Chez les nourrissons de moins de 6 mois, il existe un vrai vide vaccinal. Le seuil de 6 mois a été fixé de façon arbitraire dans les années 1970 lors du développement des premiers vaccins antigrippaux, et depuis aucun essai clinique n’a été fait dans cette tranche d’âge. Seule la stratégie du cocooning recommandée actuellement peut protéger les nouveau-nés et les nourrissons à risque, particulièrement vulnérables au virus grippal, en vaccinant l’entourage (parents, fratrie mais aussi cercle familial proche et professionnels de la petite enfance) pour prévenir la maladie chez le nourrisson.
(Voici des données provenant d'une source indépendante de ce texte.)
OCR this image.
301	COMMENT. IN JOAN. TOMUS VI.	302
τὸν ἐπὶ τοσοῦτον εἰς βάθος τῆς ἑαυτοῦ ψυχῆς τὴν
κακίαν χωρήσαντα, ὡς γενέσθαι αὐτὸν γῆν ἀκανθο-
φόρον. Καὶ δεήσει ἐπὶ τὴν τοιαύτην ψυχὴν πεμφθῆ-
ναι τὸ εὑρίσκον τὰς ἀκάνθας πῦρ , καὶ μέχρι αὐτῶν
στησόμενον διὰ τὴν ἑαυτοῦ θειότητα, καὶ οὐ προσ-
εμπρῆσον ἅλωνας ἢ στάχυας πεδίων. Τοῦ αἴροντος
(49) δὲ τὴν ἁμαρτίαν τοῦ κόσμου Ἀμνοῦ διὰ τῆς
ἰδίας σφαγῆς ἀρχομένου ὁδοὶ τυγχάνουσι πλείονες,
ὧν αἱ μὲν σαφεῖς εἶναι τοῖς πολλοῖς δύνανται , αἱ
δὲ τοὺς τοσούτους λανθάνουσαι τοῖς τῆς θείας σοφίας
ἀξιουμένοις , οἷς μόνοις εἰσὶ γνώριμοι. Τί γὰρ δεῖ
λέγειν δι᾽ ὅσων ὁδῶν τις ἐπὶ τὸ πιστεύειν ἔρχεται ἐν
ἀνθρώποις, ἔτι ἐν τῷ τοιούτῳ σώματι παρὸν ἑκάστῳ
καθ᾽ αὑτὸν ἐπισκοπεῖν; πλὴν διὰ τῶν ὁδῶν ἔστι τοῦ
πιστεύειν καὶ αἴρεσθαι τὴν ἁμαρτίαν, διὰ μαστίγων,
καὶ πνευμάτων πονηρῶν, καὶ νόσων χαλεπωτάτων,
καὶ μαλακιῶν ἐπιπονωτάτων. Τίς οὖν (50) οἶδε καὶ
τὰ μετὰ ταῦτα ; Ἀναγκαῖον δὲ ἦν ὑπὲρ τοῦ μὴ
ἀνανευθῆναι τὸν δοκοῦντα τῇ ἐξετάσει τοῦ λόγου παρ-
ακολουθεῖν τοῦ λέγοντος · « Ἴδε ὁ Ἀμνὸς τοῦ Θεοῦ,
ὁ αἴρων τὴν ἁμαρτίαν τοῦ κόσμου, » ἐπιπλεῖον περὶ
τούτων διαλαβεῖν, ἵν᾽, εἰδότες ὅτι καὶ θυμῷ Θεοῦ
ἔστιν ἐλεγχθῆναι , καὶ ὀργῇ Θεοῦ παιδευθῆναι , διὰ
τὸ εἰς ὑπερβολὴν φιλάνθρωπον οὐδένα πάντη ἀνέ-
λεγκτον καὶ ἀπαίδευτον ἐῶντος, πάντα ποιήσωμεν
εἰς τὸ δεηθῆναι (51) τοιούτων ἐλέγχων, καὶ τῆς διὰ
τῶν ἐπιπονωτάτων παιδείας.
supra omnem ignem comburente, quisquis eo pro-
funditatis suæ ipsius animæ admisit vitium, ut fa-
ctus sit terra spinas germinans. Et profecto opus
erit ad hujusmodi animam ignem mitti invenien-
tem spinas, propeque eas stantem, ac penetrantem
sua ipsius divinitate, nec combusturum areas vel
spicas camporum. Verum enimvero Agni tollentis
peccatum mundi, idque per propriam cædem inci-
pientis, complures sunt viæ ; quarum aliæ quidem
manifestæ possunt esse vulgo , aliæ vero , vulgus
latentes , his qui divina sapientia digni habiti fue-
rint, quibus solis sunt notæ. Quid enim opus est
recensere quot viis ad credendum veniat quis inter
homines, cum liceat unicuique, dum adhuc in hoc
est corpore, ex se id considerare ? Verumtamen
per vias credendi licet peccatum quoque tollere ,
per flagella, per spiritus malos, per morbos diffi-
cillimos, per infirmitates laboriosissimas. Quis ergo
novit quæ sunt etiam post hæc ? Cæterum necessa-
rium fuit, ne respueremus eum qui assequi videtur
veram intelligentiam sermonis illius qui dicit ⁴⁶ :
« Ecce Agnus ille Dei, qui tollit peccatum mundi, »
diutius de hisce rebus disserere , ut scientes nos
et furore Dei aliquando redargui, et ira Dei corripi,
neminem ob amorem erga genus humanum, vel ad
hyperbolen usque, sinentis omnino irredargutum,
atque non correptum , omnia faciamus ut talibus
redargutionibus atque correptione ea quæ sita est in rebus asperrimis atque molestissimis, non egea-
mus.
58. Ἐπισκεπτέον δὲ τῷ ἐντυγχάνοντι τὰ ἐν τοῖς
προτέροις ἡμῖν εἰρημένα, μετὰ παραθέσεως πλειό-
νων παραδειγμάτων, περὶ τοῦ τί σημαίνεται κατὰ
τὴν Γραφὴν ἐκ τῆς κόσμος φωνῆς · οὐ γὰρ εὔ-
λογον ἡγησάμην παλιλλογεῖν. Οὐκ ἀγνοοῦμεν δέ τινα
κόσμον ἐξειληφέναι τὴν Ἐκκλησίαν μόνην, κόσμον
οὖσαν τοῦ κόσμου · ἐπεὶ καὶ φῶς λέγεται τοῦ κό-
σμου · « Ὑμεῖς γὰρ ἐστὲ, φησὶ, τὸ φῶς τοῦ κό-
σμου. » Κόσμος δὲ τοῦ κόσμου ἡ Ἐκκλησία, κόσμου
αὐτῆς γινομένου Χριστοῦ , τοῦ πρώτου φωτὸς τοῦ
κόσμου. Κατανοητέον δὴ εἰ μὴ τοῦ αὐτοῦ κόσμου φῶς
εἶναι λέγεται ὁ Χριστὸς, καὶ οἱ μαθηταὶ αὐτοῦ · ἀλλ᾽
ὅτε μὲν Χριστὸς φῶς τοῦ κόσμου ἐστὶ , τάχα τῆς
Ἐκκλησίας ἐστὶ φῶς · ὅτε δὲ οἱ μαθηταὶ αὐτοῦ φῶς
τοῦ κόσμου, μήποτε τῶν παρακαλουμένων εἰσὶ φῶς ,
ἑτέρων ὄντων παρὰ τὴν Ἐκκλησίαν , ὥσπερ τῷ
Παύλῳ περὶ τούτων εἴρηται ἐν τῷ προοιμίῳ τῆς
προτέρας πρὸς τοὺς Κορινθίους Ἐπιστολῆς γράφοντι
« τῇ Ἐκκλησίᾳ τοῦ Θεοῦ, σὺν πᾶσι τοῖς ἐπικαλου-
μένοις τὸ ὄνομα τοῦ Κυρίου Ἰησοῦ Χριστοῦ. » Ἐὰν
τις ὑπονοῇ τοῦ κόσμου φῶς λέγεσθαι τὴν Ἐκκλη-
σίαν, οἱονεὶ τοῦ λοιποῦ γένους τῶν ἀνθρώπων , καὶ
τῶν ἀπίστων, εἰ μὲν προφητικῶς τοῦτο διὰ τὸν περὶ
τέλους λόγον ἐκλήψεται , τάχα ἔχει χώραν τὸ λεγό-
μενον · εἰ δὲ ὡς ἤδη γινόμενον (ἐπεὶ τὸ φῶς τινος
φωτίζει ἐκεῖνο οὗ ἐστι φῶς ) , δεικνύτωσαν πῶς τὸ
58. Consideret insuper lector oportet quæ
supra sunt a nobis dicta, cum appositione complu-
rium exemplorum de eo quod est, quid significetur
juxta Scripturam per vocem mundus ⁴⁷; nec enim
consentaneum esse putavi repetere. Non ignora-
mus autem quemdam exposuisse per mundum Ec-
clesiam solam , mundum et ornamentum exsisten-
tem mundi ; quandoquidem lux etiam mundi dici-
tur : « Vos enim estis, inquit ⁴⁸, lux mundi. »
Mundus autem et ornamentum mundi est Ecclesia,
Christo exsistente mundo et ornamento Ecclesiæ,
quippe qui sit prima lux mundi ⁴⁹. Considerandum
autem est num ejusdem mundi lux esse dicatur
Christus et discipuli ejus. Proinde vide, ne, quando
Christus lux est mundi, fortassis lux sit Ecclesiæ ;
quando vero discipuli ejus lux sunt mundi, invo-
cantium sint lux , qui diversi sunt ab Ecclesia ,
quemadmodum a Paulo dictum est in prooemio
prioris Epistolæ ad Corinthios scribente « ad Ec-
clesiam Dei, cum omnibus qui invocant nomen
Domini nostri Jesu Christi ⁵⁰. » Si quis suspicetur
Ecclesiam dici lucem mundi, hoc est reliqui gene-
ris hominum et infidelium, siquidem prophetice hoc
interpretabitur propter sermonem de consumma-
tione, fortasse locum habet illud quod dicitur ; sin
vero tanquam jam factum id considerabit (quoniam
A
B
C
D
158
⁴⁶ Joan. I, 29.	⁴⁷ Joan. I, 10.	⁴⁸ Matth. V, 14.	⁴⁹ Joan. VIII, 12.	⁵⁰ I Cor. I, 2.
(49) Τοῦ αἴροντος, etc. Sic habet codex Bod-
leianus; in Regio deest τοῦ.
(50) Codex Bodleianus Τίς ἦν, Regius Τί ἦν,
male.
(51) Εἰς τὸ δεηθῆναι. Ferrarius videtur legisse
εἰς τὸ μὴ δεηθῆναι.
Une autre stratégie consiste à vacciner par un vaccin trivalent inactivé des femmes enceintes au dernier trimestre de la grossesse. Certains pays, comme les États-Unis, le Canada ou l’Australie, ont commencé à promouvoir de façon large la vaccination des femmes enceintes depuis plusieurs années. En Europe, la tendance a démarré plus tardivement, principalement au cours de la période pandémique, avec une prise de conscience aiguë de la gravité potentielle de la maladie pour les femmes enceintes et pour le fœtus. Plusieurs études bien conduites ont démontré que la vaccination des femmes enceintes assurait un taux de protection clinique intéressant chez le nourrisson jusqu’à l’âge de 6 mois, contre la grippe-maladie mais aussi contre l’ensemble des syndromes grippaux non identifiés virologiquement.
D’après un entretien avec le Pr Catherine Weil-Olivier, pédiatre à l’hôpital Louis-Mourier, Colombes.
(1) Weil-Olivier C, et coll. Influenza vaccination coverage rate in children with underlying chronic disorders in 7 French pediatric wards. Arch Pediatr 2006;13:1287-93.